Wednesday, August 15, 2007

A Cup of Coffee Never Save Me

Notice : Tulisan di bawah ini adalah murni curhatan saya. Maka dari itu mohon dimaklumi atas kesemrawutan tata bahasa, kesalahan penggunaan kata-kata, ketidakjelasan tema, ketidakruntunan penyampaian dan ketidaknyamanan saat dibaca :).

Sebenarnya saya bukan penggila kopi, meski suatu ketika saya pernah sangat suka dengan minuman yang satu ini. Pahit, sangat harum dan sedikit asam. Meminum kopi dapat memacu kerja jantung, meningkatkan debit aliran darah dan ujung-ujungnya mengusir rasa kantuk. Dan untuk saya yang pernah merasakan bangku kuliah, manfaat ketiga itulah yang saya kejar. Meskipun efek yang saya rasakan tidak begitu signifikan, untuk tidak bisa dikatakan tidak ada sama sekali.

Dengan dosis yang wajar, kafein yang terdapat dalam kopi ternyata memberikan efek yang positif bagi kesehatan tubuh. Tapi karena terdapat efek kecanduan yang ditimbulkan oleh kafein dan karena saya mempunyai tingkat denyut jantung di atas rata-rata, maka saya sebisa mungkin menjauhi minuman enak ini. Ditambah dengan efek samping kopi yang memacu produksi asam lambung maka sempurna sudah alasan untuk menghindari konsumsi kopi.

Tapi apa daya. Rekor tak menyentuh kopi selama kurang lebih 1 bulan, pecah juga. Semua bermula dari paham 'work hard, play hard'. Jangan diterjemahkan langsung ke dalam bahasa Indonesia, akan sangat buruk translasi yang dihasilkan. Intinya bermain-main dengan sangat rajin untuk mengimbangi kerja yang sangat keras. Meski kerja tidak terlalu keras yang penting bermain dengan sangat rajin.

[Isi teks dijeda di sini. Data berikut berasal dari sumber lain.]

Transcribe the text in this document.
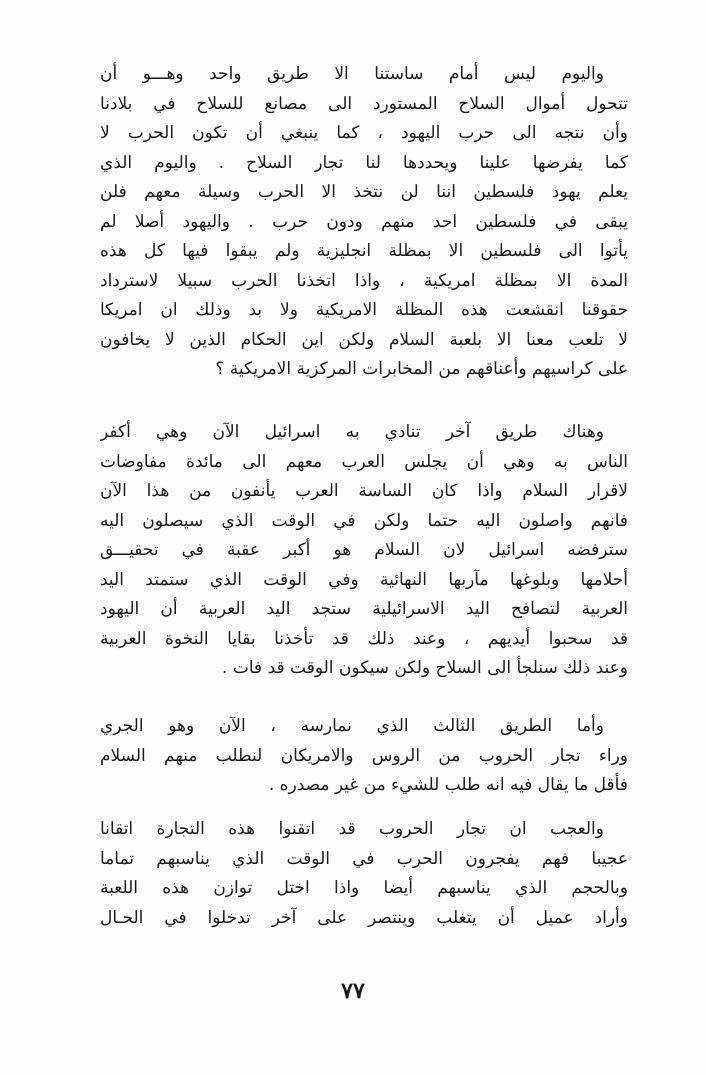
واليوم ليس أمام ساستنا الا طريق واحد وهـــو أن
تتحول أموال السلاح المستورد الى مصانع للسلاح في بلادنا
وأن نتجه الى حرب اليهود ، كما ينبغي أن تكون الحرب لا
كما يفرضها علينا ويحددها لنا تجار السلاح . واليوم الذي
يعلم يهود فلسطين اننا لن نتخذ الا الحرب وسيلة معهم فلن
يبقى في فلسطين احد منهم ودون حرب . واليهود أصلا لم
يأتوا الى فلسطين الا بمظلة انجليزية ولم يبقوا فيها كل هذه
المدة الا بمظلة امريكية ، واذا اتخذنا الحرب سبيلا لاسترداد
حقوقنا انقشعت هذه المظلة الامريكية ولا بد وذلك ان امريكا
لا تلعب معنا الا بلعبة السلام ولكن اين الحكام الذين لا يخافون
على كراسيهم وأعناقهم من المخابرات المركزية الامريكية ؟
وهناك طريق آخر تنادي به اسرائيل الآن وهي أكفر
الناس به وهي أن يجلس العرب معهم الى مائدة مفاوضات
لاقرار السلام واذا كان الساسة العرب يأنفون من هذا الآن
فانهم واصلون اليه حتما ولكن في الوقت الذي سيصلون اليه
سترفضه اسرائيل لان السلام هو أكبر عقبة في تحقيـــق
أحلامها وبلوغها مآربها النهائية وفي الوقت الذي ستمتد اليد
العربية لتصافح اليد الاسرائيلية ستجد اليد العربية أن اليهود
قد سحبوا أيديهم ، وعند ذلك قد تأخذنا بقايا النخوة العربية
وعند ذلك سنلجأ الى السلاح ولكن سيكون الوقت قد فات .
وأما الطريق الثالث الذي نمارسه ، الآن وهو الجري
وراء تجار الحروب من الروس والامريكان لنطلب منهم السلام
فأقل ما يقال فيه انه طلب للشيء من غير مصدره .
والعجب ان تجار الحروب قد اتقنوا هذه التجارة اتقانا
عجيبا فهم يفجرون الحرب في الوقت الذي يناسبهم تماما
وبالحجم الذي يناسبهم أيضا واذا اختل توازن هذه اللعبة
وأراد عميل أن يتغلب وينتصر على آخر تدخلوا في الحـال
٧٧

Meminjam istilah 'art for art sake' maka 'work for work sake' pun bukan pemikiran yang saya sepakati. Jika anda bekerja untuk orang lain atau di perusahaan maka anda akan tidak akan heran dengan ilustrasi ini. Anda bangun pagi-pagi kemudian menyiapkan perlengkapan untuk bekerja. Mandi, sarapan dan berangkat ke tempat kerja. Seringkali cahaya matahari belum sempat menyentuh muka bumi, anda sudah berlomba dengan ayam untuk mencari kehidupan. Selama di kantor, praktis anda terikat oleh jam kantor. Anda seringkali pulang lebih malam dari jam pulang ayam ke kandangnya. Sampai rumah, buat anda yang telah berkeluarga, maka keluarga adalah tempat yang tepat untuk berbagi kelelahan. Buat yang belum berkeluarga maka tempat tidur bukan tempat yang buruk juga untuk berbagi kelelahan. Jika anda membawa pulang PR dari tempat kerja, maka anda harus menunda berbagi kelelahan. Dan anda pun tidur agar keesokan harinya bisa bangun pagi dan bekerja kembali.

Tak dapat dipungkiri, bahwa hasil dari kerjalah yang menopang kehidupan anda. Tapi anda juga mempunyai kehidupan lain di samping pekerjaan anda. Anda tentu tak akan mau apabila terpaksa menolak ajakan berlibur dari teman anda yang sudah lama tak bertemu karena anda harus menyelesaikan pekerjaan anda. Dan itu adalah hari minggu. Kecuali memang ada pertimbangan lain yang membuat anda harus bekerja saat hari libur. Idealnya adalah bekerja dengan profesional tanpa meninggalkan kehidupan pribadi anda.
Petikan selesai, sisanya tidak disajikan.